Note from the author: Although I originally wrote this blog in 2020, the message is still very important. As a practice owner or leader, you have a unique opportunity to reflect, reset, and renew. You can course correct or reinforce your practice culture, and rebuild in a way that is meaningful.
The past few months have been challenging on so many levels. It has been emotionally and physically challenging and now that things are starting to open up again, it presents an entirely new challenge: reintegrating staff that have been working remotely while dealing with new ways of operating.
While there has been a great deal of focus on the physical elements of the pandemic, the emotional and mental stresses of the pandemic have been deeply felt. And it’s these things that play a vital role in reintegrating teams. Amid these turbulent times, people are questioning their purpose. What is meaningful? This is why personal values have such an important role to play in successfully reintegrating your team.
You want to avoid pressing buttons
Everyone has had a different experience during lockdown. They’ll be sensitive to different things depending on what’s important to them. The only way therefore to avoid pressing an individual’s hot buttons is to find out what exactly that is.
In other words, what are their values? Not just in terms of work, but also what gets them emotional, what makes them passionate and motivated? Understanding this gives an indication on what you could focus on to make them more engaged and motivated in their daily activities. You can create a better fit for them and help them to develop certain aspects of their career.
Historically it was thought that money or recognition were what people worked for, but these days, it comes down to individual values. Even operating in the same career, people have individual motivations that will send them in different directions. It’s connecting with these individual motivations that can make all the difference.
What’s most important?
It’s not just what’s important that matters, it’s how important it is to the person. So a staff member might say that family and finding a work life balance is important to them. But one might say that it’s important to everyone, so knowing just how high it ranks on that scale of importance is critical.

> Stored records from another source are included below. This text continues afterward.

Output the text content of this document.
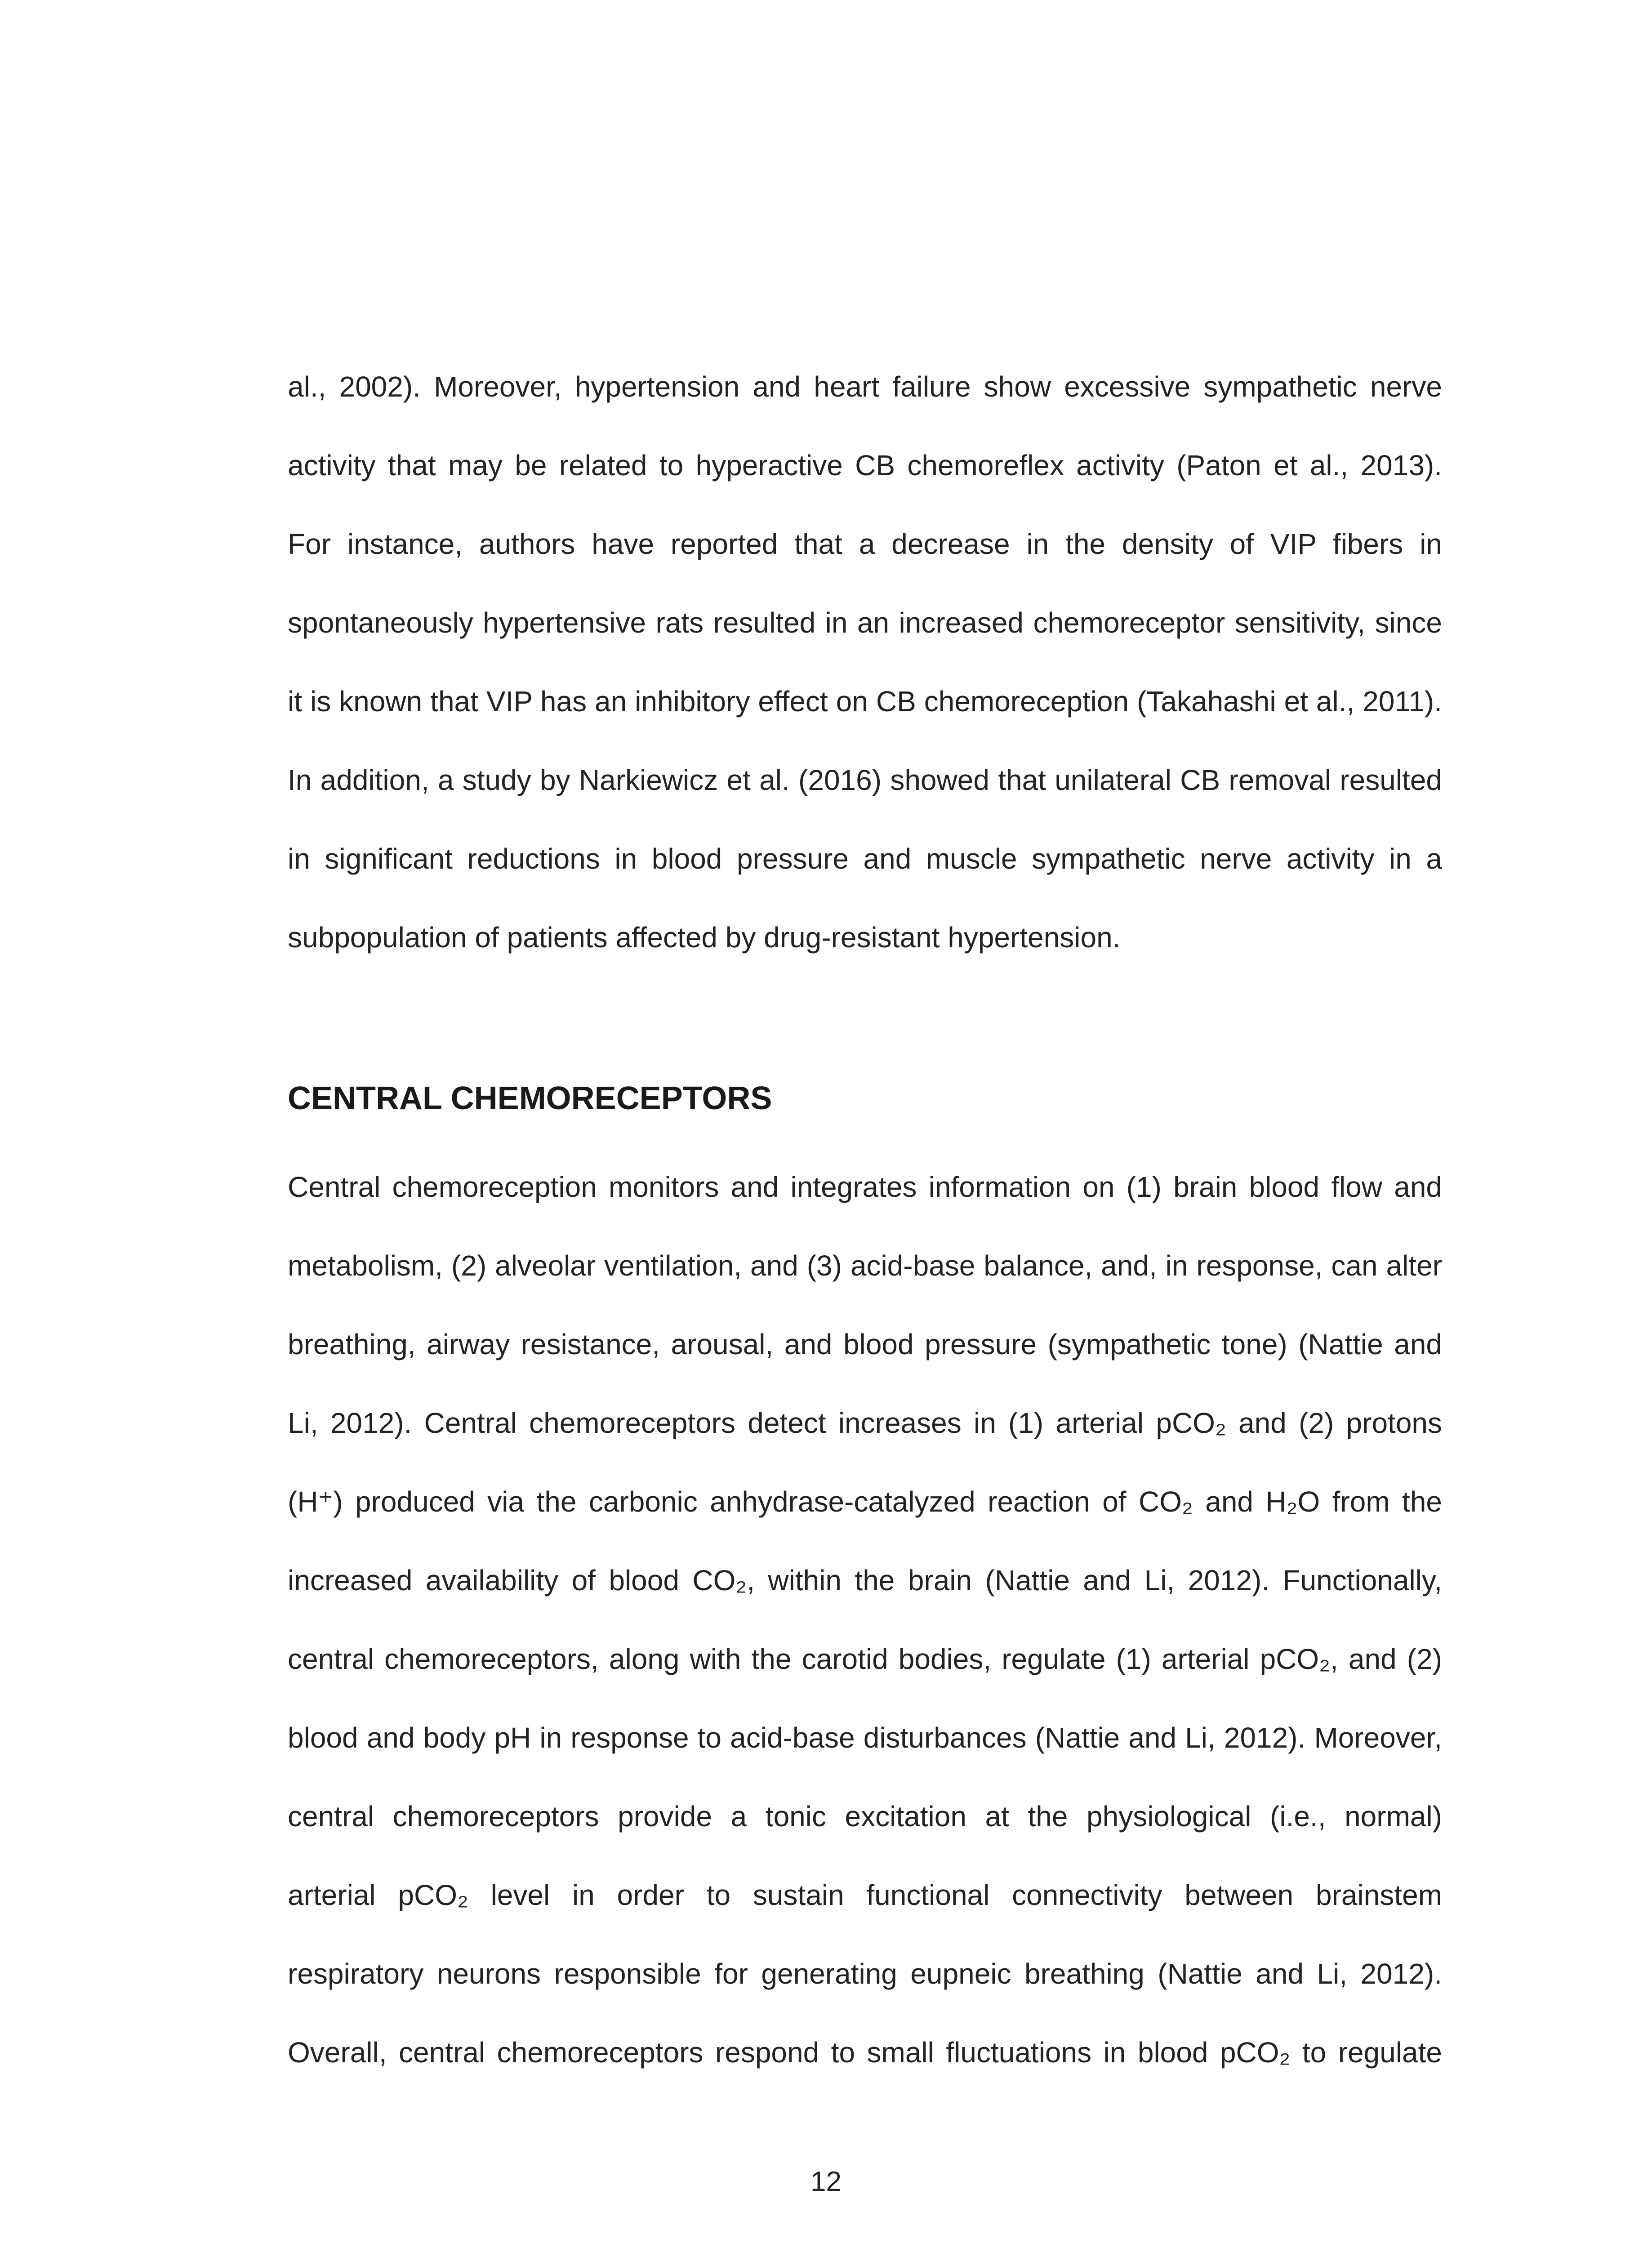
al., 2002). Moreover, hypertension and heart failure show excessive sympathetic nerve
activity that may be related to hyperactive CB chemoreflex activity (Paton et al., 2013).
For instance, authors have reported that a decrease in the density of VIP fibers in
spontaneously hypertensive rats resulted in an increased chemoreceptor sensitivity, since
it is known that VIP has an inhibitory effect on CB chemoreception (Takahashi et al., 2011).
In addition, a study by Narkiewicz et al. (2016) showed that unilateral CB removal resulted
in significant reductions in blood pressure and muscle sympathetic nerve activity in a
subpopulation of patients affected by drug-resistant hypertension.
CENTRAL CHEMORECEPTORS
Central chemoreception monitors and integrates information on (1) brain blood flow and
metabolism, (2) alveolar ventilation, and (3) acid-base balance, and, in response, can alter
breathing, airway resistance, arousal, and blood pressure (sympathetic tone) (Nattie and
Li, 2012). Central chemoreceptors detect increases in (1) arterial pCO₂ and (2) protons
(H⁺) produced via the carbonic anhydrase-catalyzed reaction of CO₂ and H₂O from the
increased availability of blood CO₂, within the brain (Nattie and Li, 2012). Functionally,
central chemoreceptors, along with the carotid bodies, regulate (1) arterial pCO₂, and (2)
blood and body pH in response to acid-base disturbances (Nattie and Li, 2012). Moreover,
central chemoreceptors provide a tonic excitation at the physiological (i.e., normal)
arterial pCO₂ level in order to sustain functional connectivity between brainstem
respiratory neurons responsible for generating eupneic breathing (Nattie and Li, 2012).
Overall, central chemoreceptors respond to small fluctuations in blood pCO₂ to regulate
12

If they have young children it might mean that they’re looking for more flexible working conditions that allow them to participate in their child’s school and sporting events. If your practice has rigid working hours, that might not work for them because then they may feel torn between their loyalties to work and family. For another person the opportunity for learning or being mentored by a senior specialist Vet, ranks highly. Knowing this means that you can create opportunities that align with what they value and this will engage them more at work.
Understanding the importance of an individual’s values can help you define the parameters of how flexible you want to be, in line with what’s important to employees. It can also give direction to how to manage your practice to be able to retain your best employees.
Getting to the heart of the matter
Values are very personal, and for that reason people are often reluctant to share them. They may feel judged for wanting something that goes against the norm or reflects that they have higher expectations. This is why it’s so important when discovering motivations to try get to the real reasons why your staff hold those values dear.
If they’re looking for a better work life balance it could be because their father spent all his time at work and they never really got to know him. They may desire to be more involved in their family life without having to sacrifice their career. If they want to do a certificate it may be because they want to make a greater contribution to a particular field of veterinary medicine. Supporting them in that ambition can benefit the practice.
Ultimately the key to successfully reintegrating staff is about letting people know that you genuinely care about what’s important to them. Certainly business recovery strategies are as important, but focusing on the human element of the practice will create more engaged and committed employees, and right now, that’s the best asset a veterinary practice can have.